Des chaises espacées dans une chapelle.

La Coopérative funéraire de l'Estrie réaménage sa chapelle pour respecter les nouvelles normes sanitaires.

Photo : Radio-Canada / Yannick Cournoyer

Radio-Canada

L'entrée en vigueur d'une nouvelle mesure sanitaire qui restreint les rassemblements à 50 personnes, notamment dans les lieux de cultes, a pris par surprise l'Archidiocèse de Sherbrooke.

Depuis lundi,les régions situées en zone verte et jaune ne peuvent plus organiser des rassemblements excédant 50 personnes, alors que la semaine précédente, la limite était fixée à 250 individus. En zone orange, ce sont 25 personnes au maximum qui sont autorisées. 

L'Abbé Steve Lemay ne comprend pas cette décision, alors que la distance physique est scrupuleusement respectée entre les murs de ses églises. Le curé se demande comment il pourra expliquer cette décision gouvernementale à ses fidèles.  

Depuis la réouverture des lieux de culte, on ne nous a jamais signalé que nos façons de faire n'étaient pas adéquates, se désole l'Abbé Steve Lemay. 

Vous ne pouvez pas avoir plus de 50 personnes aux funérailles de votre mère, mais vous pouvez pour vous divertir aller voir un spectacle d'humoriste avec 250 personnes.

Steve Lemay, vicaire général de l'Archidiocèse de Sherbrooke

Selon le curé, cette décision de Québec n'est pas cohérente.
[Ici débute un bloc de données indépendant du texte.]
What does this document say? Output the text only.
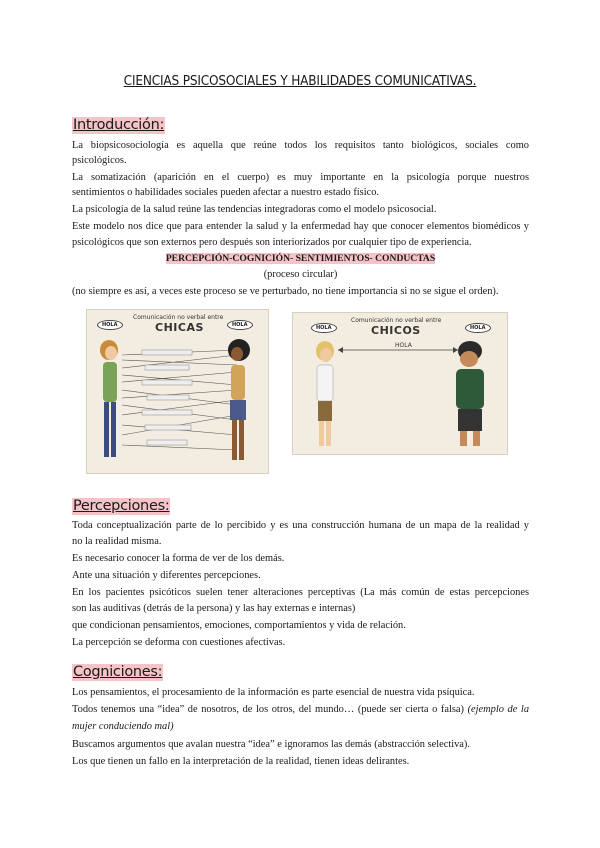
CIENCIAS PSICOSOCIALES Y HABILIDADES COMUNICATIVAS.
Introducción:
La biopsicosociología es aquella que reúne todos los requisitos tanto biológicos, sociales como
psicológicos.
La somatización (aparición en el cuerpo) es muy importante en la psicología porque nuestros
sentimientos o habilidades sociales pueden afectar a nuestro estado físico.
La psicología de la salud reúne las tendencias integradoras como el modelo psicosocial.
Este modelo nos dice que para entender la salud y la enfermedad hay que conocer elementos biomédicos y
psicológicos que son externos pero después son interiorizados por cualquier tipo de experiencia.
PERCEPCIÓN-COGNICIÓN- SENTIMIENTOS- CONDUCTAS
(proceso circular)
(no siempre es así, a veces este proceso se ve perturbado, no tiene importancia si no se sigue el orden).
Comunicación no verbal entre
CHICAS
HOLA	HOLA
Comunicación no verbal entre
CHICOS
HOLA	HOLA
HOLA
Percepciones:
Toda conceptualización parte de lo percibido y es una construcción humana de un mapa de la realidad y
no la realidad misma.
Es necesario conocer la forma de ver de los demás.
Ante una situación y diferentes percepciones.
En los pacientes psicóticos suelen tener alteraciones perceptivas (La más común de estas percepciones
son las auditivas (detrás de la persona) y las hay externas e internas)
que condicionan pensamientos, emociones, comportamientos y vida de relación.
La percepción se deforma con cuestiones afectivas.
Cogniciones:
Los pensamientos, el procesamiento de la información es parte esencial de nuestra vida psíquica.
Todos tenemos una “idea” de nosotros, de los otros, del mundo… (puede ser cierta o falsa) (ejemplo de la
mujer conduciendo mal)
Buscamos argumentos que avalan nuestra “idea” e ignoramos las demás (abstracción selectiva).
Los que tienen un fallo en la interpretación de la realidad, tienen ideas delirantes.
Il estime que les églises devraient bénéficier de la même exception accordée aux salles de spectacles qui peuvent toujours accueillir 250 personnes.  
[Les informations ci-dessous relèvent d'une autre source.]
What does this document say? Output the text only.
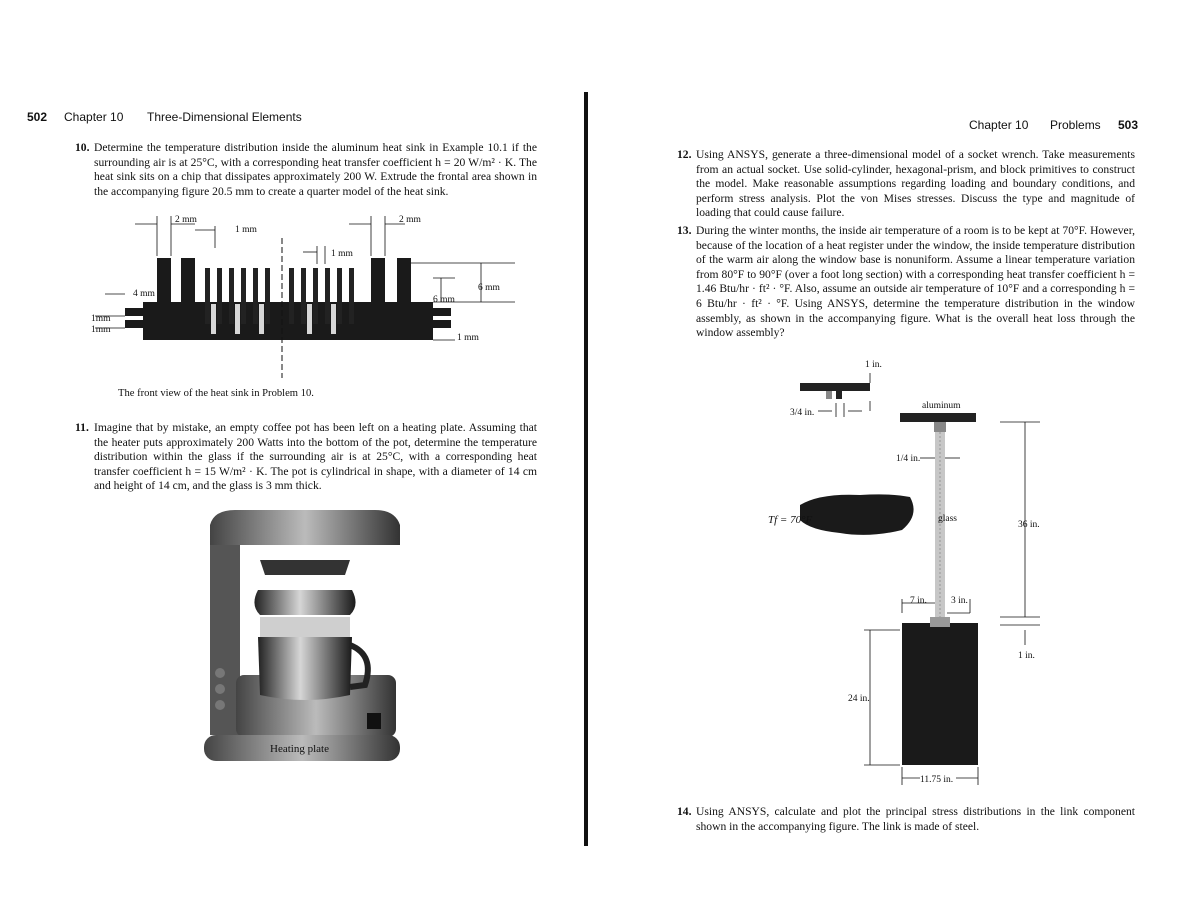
502 Chapter 10 Three-Dimensional Elements
10. Determine the temperature distribution inside the aluminum heat sink in Example 10.1 if the surrounding air is at 25°C, with a corresponding heat transfer coefficient h = 20 W/m² · K. The heat sink sits on a chip that dissipates approximately 200 W. Extrude the frontal area shown in the accompanying figure 20.5 mm to create a quarter model of the heat sink.
2 mm
1 mm
2 mm
1 mm
4 mm
6 mm
6 mm
1mm
1mm
1 mm
The front view of the heat sink in Problem 10.
11. Imagine that by mistake, an empty coffee pot has been left on a heating plate. Assuming that the heater puts approximately 200 Watts into the bottom of the pot, determine the temperature distribution within the glass if the surrounding air is at 25°C, with a corresponding heat transfer coefficient h = 15 W/m² · K. The pot is cylindrical in shape, with a diameter of 14 cm and height of 14 cm, and the glass is 3 mm thick.
Heating plate
Chapter 10 Problems 503
12. Using ANSYS, generate a three-dimensional model of a socket wrench. Take measurements from an actual socket. Use solid-cylinder, hexagonal-prism, and block primitives to construct the model. Make reasonable assumptions regarding loading and boundary conditions, and perform stress analysis. Plot the von Mises stresses. Discuss the type and magnitude of loading that could cause failure.
13. During the winter months, the inside air temperature of a room is to be kept at 70°F. However, because of the location of a heat register under the window, the inside temperature distribution of the warm air along the window base is nonuniform. Assume a linear temperature variation from 80°F to 90°F (over a foot long section) with a corresponding heat transfer coefficient h = 1.46 Btu/hr · ft² · °F. Also, assume an outside air temperature of 10°F and a corresponding h = 6 Btu/hr · ft² · °F. Using ANSYS, determine the temperature distribution in the window assembly, as shown in the accompanying figure. What is the overall heat loss through the window assembly?
1 in.
3/4 in.
aluminum
1/4 in.
Tf = 70°F	glass
36 in.
1 in.
7 in.	3 in.
24 in.
11.75 in.
14. Using ANSYS, calculate and plot the principal stress distributions in the link component shown in the accompanying figure. The link is made of steel.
C'est comme si le gouvernement nous associait aux bars, plutôt qu'aux salles de spectacle, illustre Steve Lemay qui demande à Québec de revoir son analyse de la situation. 
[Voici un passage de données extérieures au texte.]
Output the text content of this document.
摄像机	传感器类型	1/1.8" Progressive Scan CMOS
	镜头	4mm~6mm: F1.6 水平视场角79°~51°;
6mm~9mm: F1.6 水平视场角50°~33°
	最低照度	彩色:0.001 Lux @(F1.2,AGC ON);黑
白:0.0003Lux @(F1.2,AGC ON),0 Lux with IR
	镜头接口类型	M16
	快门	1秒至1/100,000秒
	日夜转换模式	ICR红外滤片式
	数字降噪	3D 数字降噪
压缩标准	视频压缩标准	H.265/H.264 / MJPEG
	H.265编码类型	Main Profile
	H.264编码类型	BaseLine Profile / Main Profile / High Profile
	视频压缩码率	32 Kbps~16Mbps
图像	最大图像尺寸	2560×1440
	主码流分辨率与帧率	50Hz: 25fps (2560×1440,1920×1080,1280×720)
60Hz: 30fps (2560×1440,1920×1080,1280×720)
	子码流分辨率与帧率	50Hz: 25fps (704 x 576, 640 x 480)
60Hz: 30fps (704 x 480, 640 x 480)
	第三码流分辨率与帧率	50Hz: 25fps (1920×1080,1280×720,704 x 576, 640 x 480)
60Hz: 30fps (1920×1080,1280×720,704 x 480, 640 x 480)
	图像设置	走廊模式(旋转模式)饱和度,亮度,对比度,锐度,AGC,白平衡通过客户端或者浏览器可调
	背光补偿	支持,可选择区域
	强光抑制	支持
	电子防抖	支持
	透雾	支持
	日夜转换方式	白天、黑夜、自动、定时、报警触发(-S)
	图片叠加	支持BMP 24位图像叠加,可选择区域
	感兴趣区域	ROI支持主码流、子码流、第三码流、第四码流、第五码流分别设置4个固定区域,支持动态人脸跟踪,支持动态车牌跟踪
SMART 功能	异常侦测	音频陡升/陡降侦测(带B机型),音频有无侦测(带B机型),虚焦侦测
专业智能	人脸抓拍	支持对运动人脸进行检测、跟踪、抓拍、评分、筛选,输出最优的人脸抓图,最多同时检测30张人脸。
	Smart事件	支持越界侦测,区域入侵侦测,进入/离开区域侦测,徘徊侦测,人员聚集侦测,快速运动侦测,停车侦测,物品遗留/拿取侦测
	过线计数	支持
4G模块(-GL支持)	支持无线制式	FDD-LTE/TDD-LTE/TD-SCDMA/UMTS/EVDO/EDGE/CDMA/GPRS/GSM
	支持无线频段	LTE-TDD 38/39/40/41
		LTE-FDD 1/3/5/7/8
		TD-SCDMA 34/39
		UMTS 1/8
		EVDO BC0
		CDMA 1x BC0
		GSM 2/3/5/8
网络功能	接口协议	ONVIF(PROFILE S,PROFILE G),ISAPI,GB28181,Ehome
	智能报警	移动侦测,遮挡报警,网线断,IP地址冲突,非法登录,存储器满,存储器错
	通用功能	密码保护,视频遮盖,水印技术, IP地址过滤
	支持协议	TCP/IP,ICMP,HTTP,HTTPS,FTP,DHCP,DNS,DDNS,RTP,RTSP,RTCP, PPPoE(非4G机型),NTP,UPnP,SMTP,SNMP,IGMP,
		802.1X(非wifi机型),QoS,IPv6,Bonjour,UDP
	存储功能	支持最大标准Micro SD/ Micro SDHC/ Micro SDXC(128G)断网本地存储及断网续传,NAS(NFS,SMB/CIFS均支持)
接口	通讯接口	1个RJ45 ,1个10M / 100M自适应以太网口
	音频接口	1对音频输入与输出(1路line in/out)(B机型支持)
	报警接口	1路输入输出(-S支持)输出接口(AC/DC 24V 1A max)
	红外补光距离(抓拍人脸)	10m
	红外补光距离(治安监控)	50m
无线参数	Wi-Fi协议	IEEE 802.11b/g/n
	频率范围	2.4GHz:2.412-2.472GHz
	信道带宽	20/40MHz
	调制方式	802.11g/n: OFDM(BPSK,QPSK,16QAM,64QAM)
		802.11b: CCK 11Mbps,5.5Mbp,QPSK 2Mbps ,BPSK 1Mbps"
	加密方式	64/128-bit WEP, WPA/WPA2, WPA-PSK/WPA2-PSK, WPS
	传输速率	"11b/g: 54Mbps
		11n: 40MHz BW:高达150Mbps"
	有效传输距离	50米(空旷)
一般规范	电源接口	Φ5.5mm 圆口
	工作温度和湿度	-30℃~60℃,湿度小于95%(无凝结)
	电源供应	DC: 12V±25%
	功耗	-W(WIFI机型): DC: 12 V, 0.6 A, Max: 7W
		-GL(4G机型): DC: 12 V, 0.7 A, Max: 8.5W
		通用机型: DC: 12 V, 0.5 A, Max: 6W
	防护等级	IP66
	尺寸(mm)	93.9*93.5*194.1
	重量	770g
La Coopérative funéraire de l'Estrie favorable aux mesures 

Si les représentants de l'Église catholique dénoncent la décision de Québec de limiter les rassemblements dans les lieux de culte et lors de funérailles, le directeur général de la Coopérative funéraire de l'Estrie dit comprendre pourquoi le ministre de la Santé Christian Dubé a décidé de sévir. 

François Fouquet constate que les règles sociosanitaires sont difficiles à respecter durant ces moments difficiles.  

C'est difficile de mélanger le rationnel et l'émotionnel. Les gens ressentent le besoin d'un contact physique.

François Fouquet, directeur général de la Coopérative funéraire de l'Estrie

Il précise que pour respecter la distance physique, la chapelle de la coopérative ne peut accueillir plus de 60 à 70 personnes.

On remarque une résilience presque complète des gens, affirme malgré tout Francois Fouquet. Il affirme avoir reçu peu de réactions négatives reliées à ces nouvelles mesures. Les familles semblent plutôt tournées vers les solutions, à son avis.

Il affirme que cette résilience est nécessaire notamment parce qu'il demeure impossible d'exposer et d'embaumer les dépouilles de personnes mortes de la COVID-19. Une mesure prise à la grandeur de la province par crainte de contagion, souligne François Fouquet.